Мне вспомнился лесковский Левша, подковывавший «аглицкую» блоху в своей тульской хибаре, вросшей по окна в землю, и город, казалось, на 80 процентов на сегодня состоял из таких хибарок. За каждым подслеповатым окошком виднелись занавесочки или гераньки — жили люди, и уму непостижимо, где в этом скоплении развалюх могли разместиться 400 тысяч человек — столько населения насчитывает Тула.
Заглянул в один-другой продовольственный магазин — и охнул. По сравнению с Москвой пусто, шаром покати. В отделе молочном — одни закаменевшие кубы сыра. В отделе мясном — ржавая, распадающаяся «сельдь тихоокеанская». В магазин под названием «Колбасы, копчености» стояла ужасающая очередь человек на тысячу, с давкой, свистками милиции. И поперек улиц единственные яркие пятна — кумачовые транспаранты: «Перегоним США по производству мяса и молока!»

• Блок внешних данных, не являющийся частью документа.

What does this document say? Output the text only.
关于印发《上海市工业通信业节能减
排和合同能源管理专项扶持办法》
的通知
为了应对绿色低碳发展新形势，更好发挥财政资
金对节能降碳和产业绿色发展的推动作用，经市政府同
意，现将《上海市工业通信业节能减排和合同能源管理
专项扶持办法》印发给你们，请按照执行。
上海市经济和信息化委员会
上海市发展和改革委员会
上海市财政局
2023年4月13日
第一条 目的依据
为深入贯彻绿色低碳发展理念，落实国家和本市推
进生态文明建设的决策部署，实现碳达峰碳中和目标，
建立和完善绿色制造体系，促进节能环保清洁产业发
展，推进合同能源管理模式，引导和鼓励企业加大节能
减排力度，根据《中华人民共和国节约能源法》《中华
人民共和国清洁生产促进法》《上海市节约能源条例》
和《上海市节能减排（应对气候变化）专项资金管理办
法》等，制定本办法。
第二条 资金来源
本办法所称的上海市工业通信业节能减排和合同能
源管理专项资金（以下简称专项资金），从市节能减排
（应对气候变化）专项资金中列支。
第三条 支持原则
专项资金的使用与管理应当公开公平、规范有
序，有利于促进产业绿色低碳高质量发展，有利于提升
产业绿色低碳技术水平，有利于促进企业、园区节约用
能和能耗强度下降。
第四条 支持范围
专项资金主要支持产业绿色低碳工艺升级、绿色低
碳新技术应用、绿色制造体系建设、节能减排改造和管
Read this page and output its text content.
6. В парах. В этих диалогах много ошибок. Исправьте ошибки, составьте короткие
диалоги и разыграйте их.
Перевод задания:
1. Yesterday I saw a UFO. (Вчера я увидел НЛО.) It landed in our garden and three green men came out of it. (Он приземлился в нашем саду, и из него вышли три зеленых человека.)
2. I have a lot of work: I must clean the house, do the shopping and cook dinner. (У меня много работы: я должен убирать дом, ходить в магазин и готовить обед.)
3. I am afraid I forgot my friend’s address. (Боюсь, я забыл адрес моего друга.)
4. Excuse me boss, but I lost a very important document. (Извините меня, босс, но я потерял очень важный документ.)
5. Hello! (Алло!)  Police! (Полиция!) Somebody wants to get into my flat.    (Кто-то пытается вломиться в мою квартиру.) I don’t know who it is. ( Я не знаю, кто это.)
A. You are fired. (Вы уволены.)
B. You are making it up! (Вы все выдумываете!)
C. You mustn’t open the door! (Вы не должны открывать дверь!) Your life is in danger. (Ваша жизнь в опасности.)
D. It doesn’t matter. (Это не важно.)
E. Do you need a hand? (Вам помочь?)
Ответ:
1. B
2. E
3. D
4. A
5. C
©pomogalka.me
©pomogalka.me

Обком помещался в одном из двух лучших зданий на центральной улице — бывшем губернском управлении. Напротив — бывшее дворянское собрание, теперь Дом офицеров. При входе в обком — охрана, но только одна, на лестнице, люди шли чередой, проверялся лишь партийный билет, но тщательно, со сверкой фотокарточки и оборотом страницы с отметками об уплате членских взносов. Вопрос «К кому идете?» не последовал. В обком может входить всегда и любой, обладающий партийным билетом, это уже как бы постоянный пропуск. Что чрезвычайно существенно, как я понял в следующий же час.
Прежде всего, тут же, в гардеробе, киоск с газетами и книгами. Сборник стихов Вознесенского — в Москве с огнем не найдешь, купишь только из-под полы. Тут — лежит свободно. «Неделя» опять же стопкой, «За рубежом», а в киосках «Союзпечати» их расхватывают в какие-нибудь десять минут.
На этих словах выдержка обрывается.